Q&A: Working towards 5G
Prof. Chenhao Qi of Southeast University, China, and Columbia University in the US, researches wireless communications technologies and sparse signal processing. Here, he talks about the significance of his paper 'Uplink channel estimation for massive MIMO systems exploring joint channel sparsity'.
Tell us about your field of research
My research area lies in multi-antenna wireless communications and sparse signal processing. Typically, base stations (BSs) are equipped with several antennas and each mobile user is served by a single antenna, which makes up a multi-user multi-input multi-output (MU-MIMO) system. The signal processing for both the BS and the users in such a MU-MIMO system is crucially important. We find that by exploring the spar-sity of wireless signals, the efficiency of signal processing can be improved and the complexity can be reuced. We started our work on sparse signal processing for multi-antenna wireless communications in 2008, when compressed sensing (CS) technology was proposed and drew great attention in the signal processing community.

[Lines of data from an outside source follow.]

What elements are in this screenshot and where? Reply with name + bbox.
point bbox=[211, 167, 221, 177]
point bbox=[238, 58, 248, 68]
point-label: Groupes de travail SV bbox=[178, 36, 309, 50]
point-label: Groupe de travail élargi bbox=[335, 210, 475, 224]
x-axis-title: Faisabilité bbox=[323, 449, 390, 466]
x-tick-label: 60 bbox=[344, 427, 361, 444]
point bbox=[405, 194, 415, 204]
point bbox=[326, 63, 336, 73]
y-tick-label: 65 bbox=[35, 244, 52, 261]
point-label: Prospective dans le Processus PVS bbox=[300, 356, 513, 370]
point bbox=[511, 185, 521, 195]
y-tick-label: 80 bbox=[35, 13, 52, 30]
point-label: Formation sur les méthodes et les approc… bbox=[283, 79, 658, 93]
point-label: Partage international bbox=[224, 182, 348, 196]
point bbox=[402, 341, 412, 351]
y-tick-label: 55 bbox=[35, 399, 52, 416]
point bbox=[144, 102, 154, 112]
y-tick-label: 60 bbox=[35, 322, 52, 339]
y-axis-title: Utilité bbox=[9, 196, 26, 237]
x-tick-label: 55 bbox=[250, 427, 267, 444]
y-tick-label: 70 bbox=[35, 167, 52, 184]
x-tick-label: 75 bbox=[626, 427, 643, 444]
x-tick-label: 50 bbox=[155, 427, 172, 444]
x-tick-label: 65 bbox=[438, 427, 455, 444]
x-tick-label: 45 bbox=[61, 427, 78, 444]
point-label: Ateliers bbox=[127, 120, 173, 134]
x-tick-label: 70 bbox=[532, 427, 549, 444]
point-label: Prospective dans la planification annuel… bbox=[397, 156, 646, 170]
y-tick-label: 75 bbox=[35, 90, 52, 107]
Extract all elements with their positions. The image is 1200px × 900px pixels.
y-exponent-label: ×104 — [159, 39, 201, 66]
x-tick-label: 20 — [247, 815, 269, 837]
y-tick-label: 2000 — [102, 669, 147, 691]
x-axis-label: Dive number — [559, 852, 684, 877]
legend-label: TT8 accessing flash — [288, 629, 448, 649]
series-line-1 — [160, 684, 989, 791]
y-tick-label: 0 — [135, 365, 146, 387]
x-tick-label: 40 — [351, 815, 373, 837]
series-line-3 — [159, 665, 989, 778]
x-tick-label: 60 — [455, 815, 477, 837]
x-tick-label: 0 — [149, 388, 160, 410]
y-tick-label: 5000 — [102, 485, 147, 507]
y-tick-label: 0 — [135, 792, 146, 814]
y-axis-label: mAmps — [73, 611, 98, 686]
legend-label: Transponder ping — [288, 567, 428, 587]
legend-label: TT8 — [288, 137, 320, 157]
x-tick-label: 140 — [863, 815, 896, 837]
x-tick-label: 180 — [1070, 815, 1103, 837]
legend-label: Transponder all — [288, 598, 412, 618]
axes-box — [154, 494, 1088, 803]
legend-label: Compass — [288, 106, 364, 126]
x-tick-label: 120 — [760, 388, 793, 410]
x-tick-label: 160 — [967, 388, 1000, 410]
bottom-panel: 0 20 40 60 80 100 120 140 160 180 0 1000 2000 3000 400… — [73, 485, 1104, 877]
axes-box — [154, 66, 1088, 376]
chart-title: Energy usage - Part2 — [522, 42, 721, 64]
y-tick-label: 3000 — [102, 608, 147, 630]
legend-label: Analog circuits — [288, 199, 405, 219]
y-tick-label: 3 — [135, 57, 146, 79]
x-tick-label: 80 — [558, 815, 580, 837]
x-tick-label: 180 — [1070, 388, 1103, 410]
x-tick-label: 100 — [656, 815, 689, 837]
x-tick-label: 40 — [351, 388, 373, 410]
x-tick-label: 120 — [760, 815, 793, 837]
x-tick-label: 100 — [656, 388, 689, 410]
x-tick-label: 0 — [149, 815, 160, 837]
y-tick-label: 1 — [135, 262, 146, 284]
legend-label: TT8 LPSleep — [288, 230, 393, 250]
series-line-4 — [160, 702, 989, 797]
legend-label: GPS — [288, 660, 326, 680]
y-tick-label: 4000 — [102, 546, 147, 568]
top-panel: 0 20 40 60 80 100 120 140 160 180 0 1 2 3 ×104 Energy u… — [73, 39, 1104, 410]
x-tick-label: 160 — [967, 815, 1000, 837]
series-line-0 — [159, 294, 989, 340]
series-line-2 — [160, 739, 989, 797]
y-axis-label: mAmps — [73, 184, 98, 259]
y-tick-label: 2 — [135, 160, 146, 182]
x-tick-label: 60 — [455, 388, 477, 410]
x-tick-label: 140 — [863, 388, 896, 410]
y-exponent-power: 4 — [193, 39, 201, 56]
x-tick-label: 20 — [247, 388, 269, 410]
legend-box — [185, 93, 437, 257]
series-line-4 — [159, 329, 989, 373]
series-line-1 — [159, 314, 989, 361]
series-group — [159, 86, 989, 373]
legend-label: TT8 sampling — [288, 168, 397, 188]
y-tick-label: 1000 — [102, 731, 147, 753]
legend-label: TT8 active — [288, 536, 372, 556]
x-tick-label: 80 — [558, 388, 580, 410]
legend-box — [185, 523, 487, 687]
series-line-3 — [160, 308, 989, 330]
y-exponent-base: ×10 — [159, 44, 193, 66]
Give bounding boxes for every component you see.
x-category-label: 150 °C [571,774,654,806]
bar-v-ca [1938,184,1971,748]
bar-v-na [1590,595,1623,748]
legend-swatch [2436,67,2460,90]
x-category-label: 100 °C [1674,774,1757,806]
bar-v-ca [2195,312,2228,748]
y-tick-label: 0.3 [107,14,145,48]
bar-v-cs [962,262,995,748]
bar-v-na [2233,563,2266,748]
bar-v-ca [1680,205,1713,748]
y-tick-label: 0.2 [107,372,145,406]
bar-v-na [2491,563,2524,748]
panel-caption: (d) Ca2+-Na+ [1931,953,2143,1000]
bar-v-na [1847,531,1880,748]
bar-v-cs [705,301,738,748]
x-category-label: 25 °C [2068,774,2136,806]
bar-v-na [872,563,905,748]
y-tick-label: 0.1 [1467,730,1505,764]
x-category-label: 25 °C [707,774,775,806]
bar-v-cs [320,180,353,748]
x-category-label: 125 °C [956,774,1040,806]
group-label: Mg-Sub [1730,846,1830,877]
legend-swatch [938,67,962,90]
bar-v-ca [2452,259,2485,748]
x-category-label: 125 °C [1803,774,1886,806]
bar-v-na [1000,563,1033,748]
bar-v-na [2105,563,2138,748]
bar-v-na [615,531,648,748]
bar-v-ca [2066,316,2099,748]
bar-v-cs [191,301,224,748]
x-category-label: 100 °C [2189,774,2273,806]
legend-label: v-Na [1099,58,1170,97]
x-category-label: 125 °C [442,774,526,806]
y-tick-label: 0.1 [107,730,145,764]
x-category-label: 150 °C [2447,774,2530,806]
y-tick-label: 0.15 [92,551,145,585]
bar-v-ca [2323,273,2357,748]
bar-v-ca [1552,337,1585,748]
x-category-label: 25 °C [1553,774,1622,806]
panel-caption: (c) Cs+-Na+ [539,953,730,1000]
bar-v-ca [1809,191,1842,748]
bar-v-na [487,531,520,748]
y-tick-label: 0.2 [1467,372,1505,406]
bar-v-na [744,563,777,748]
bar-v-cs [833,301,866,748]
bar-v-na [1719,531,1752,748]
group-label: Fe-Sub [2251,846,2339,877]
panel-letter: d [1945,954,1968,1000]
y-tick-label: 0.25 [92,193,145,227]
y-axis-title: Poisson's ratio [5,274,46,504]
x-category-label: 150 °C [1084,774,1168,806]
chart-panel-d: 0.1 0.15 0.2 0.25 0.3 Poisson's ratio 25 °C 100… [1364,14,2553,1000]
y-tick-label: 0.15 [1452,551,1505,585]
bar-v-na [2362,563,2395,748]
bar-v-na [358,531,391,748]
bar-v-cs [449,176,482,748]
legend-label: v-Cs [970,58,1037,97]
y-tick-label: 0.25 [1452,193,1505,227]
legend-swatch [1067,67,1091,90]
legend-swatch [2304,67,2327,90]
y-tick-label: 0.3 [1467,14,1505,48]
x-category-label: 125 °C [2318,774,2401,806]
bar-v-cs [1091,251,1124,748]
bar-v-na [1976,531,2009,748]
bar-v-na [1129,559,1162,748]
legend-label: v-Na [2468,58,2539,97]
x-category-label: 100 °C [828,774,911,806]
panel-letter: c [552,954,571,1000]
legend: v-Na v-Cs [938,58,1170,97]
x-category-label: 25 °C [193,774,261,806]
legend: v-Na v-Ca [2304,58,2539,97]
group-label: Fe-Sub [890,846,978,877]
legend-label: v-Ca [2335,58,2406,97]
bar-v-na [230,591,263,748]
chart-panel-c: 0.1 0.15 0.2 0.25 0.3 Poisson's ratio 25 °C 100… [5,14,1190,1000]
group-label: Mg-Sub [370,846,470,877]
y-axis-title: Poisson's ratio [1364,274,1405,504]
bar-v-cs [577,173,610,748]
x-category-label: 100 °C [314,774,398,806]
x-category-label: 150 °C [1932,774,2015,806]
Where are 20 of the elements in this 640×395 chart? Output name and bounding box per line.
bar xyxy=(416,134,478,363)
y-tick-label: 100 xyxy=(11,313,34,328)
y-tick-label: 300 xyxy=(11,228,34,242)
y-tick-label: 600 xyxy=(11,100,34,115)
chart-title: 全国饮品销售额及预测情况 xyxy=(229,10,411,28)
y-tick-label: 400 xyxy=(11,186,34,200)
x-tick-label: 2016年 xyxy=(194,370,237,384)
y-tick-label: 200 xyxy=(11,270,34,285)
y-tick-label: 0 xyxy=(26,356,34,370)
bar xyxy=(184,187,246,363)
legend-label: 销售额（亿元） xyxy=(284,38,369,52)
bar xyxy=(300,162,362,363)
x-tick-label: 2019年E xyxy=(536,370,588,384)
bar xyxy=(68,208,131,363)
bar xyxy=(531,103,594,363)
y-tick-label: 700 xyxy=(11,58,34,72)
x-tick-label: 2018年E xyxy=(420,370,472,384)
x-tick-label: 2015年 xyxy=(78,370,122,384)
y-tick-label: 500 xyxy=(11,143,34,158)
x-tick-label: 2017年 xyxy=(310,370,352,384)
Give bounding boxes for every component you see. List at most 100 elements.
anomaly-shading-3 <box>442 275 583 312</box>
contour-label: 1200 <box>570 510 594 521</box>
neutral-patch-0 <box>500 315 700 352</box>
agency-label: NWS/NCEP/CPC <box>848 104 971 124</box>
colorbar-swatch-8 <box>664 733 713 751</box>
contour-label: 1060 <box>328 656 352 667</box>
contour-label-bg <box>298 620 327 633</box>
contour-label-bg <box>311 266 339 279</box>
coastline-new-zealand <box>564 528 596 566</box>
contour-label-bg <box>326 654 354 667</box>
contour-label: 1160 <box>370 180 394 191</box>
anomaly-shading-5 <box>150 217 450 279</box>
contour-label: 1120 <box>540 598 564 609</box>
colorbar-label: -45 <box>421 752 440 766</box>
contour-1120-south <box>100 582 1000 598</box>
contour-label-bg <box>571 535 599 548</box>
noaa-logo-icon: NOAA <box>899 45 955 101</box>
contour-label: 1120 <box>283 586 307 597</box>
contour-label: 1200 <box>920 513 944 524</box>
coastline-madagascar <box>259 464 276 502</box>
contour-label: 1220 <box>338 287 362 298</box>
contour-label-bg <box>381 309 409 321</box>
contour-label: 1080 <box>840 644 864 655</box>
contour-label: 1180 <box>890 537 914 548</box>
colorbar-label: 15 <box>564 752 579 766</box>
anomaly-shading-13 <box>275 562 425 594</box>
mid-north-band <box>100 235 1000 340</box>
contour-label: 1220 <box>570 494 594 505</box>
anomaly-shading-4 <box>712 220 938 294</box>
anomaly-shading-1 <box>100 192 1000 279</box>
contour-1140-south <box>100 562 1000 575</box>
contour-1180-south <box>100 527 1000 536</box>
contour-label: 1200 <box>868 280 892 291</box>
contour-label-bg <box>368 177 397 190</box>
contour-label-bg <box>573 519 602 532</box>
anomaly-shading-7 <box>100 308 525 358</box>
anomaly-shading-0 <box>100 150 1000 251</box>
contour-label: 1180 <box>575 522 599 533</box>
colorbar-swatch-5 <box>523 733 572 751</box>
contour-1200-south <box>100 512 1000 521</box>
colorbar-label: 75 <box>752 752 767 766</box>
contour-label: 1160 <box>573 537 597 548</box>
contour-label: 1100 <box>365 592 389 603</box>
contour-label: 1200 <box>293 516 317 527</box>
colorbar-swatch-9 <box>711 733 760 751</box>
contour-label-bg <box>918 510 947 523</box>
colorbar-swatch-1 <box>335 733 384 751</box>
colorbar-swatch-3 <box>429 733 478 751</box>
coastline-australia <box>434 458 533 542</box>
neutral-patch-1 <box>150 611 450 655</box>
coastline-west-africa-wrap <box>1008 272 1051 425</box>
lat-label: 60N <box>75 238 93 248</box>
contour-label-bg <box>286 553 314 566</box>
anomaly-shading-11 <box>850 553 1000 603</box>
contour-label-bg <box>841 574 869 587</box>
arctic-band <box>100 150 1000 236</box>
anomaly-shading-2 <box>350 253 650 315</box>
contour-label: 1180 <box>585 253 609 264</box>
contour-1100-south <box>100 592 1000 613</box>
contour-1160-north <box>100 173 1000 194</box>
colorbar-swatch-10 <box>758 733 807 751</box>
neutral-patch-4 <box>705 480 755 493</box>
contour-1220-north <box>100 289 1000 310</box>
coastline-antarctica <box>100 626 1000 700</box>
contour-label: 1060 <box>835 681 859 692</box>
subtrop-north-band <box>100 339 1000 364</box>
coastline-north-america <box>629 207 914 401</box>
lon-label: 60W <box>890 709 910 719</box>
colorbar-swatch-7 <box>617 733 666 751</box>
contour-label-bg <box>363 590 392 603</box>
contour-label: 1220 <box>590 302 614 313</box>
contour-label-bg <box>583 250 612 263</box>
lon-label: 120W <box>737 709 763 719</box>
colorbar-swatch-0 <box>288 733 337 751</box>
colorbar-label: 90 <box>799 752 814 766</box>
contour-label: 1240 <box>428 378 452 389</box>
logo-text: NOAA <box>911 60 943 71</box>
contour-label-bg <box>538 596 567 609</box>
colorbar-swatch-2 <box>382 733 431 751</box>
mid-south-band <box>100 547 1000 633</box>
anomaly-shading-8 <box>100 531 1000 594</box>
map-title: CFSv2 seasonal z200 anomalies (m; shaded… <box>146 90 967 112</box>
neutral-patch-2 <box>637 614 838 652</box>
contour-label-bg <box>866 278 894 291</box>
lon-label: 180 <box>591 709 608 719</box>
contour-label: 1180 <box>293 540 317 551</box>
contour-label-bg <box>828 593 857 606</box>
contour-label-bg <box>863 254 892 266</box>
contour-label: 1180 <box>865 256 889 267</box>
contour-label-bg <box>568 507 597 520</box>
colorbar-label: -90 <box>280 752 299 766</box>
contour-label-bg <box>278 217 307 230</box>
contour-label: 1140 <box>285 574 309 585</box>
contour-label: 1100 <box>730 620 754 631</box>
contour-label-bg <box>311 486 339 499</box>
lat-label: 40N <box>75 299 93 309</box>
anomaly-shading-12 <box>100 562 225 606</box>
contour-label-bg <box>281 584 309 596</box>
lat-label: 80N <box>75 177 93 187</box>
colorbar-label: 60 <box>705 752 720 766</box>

Why are you interested in sparse wireless communication?
The popularisation of wireless mobile devices raises demand for high data rate of wireless communications. Nowadays, we use mobile phones and networks that support 4G, such as the time-division duplex (TDD) long term evolution (LTE) or frequency-division duplex (FDD) LTE. However, the data requirement is still unsatisfied due to the rapid development of audio and video services. So what will be the features of 5G? Undoubtedly, the MU-MIMO technology will still be the basis. The METIS, which is the EU flagship 5G project, shows that massive MIMO will be a key technology, where the BS will be equipped with orders of magnitude more antennas that can be even more than the number of served users. Our work will be applied to massive MIMO and therefore the 5G systems.
What have you reported in your Letter?
It is shown in the existing literature that as the number of BS antennas grows to infinity, the additive noise and Rayleigh fading effect will be negligible, leading to very high spectral efficiency and energy efficiency. In such a massive MIMO system working in TDD mode, however, the bottleneck of the performance is the inter-cell interference (ICI) caused by pilot contamination. To mitigate the pilot contamination, one potential choice is to reduce the number of pilots used for the uplink channel estimation. Our research shows that by exploring the joint sparsity of the uplink channel, the pilot overhead can be substantially reduced. We propose a block sparse model where the block coherence is analysed. We also present an algorithm for the model so that a solution can be obtained quickly.
And what is the significance of what you have presented?
With the proposed block sparse model, we can jointly estimate different uplink channels at the BS. Compared to the current method, where the BS makes individual channel estimations for each uplink channel, the joint spare channel estimation can significantly reduce the pilot overhead, supposing that the latter achieves the same channel estimation performance as the former.
How is your group continuing to develop this technology?
We will be working on the sparse signal processing to explore the inherent sparsity of wireless systems, aiming to reduce the complexity as well as to save the temporal and frequency resource. Particularly, we will keep our focus on the design of efficient channel estimation methods to acquire channel state information (CSI) for both TDD and FDD systems. We will study the sparse channel estimation and the pilot optimisation.
What challenges do you expect from this field in the future?
One of the challenges is how to efficiently acquire the CSI of wireless channels so that the optimal or near-optimal beamforming can be achieved. Currently, there are two different modes that massive MIMO systems can work in, including TDD mode and FDD mode. In TDD mode, the downlink CSI can be obtained by uplink channel estimation based on the channel reciprocity. The challenge essentially comes from the ICI caused by the pilot contamination, which is discussed in our paper. In FDD mode, the downlink CSI is first obtained by the users and then fed back to the BS. Therefore the challenge in this mode is the computational complexity of channel estimation and the pilot overhead that grows linearly with the number of channels to be estimated. In massive MIMO systems, the number of wireless links and channels is very large, leading to the proliferation of pilot overhead and thus the reduced resource for data. Also, considering that the mobile users usually use power constrained devices, reducing the complexity of channel estimation for so many wireless links will be a challenging issue.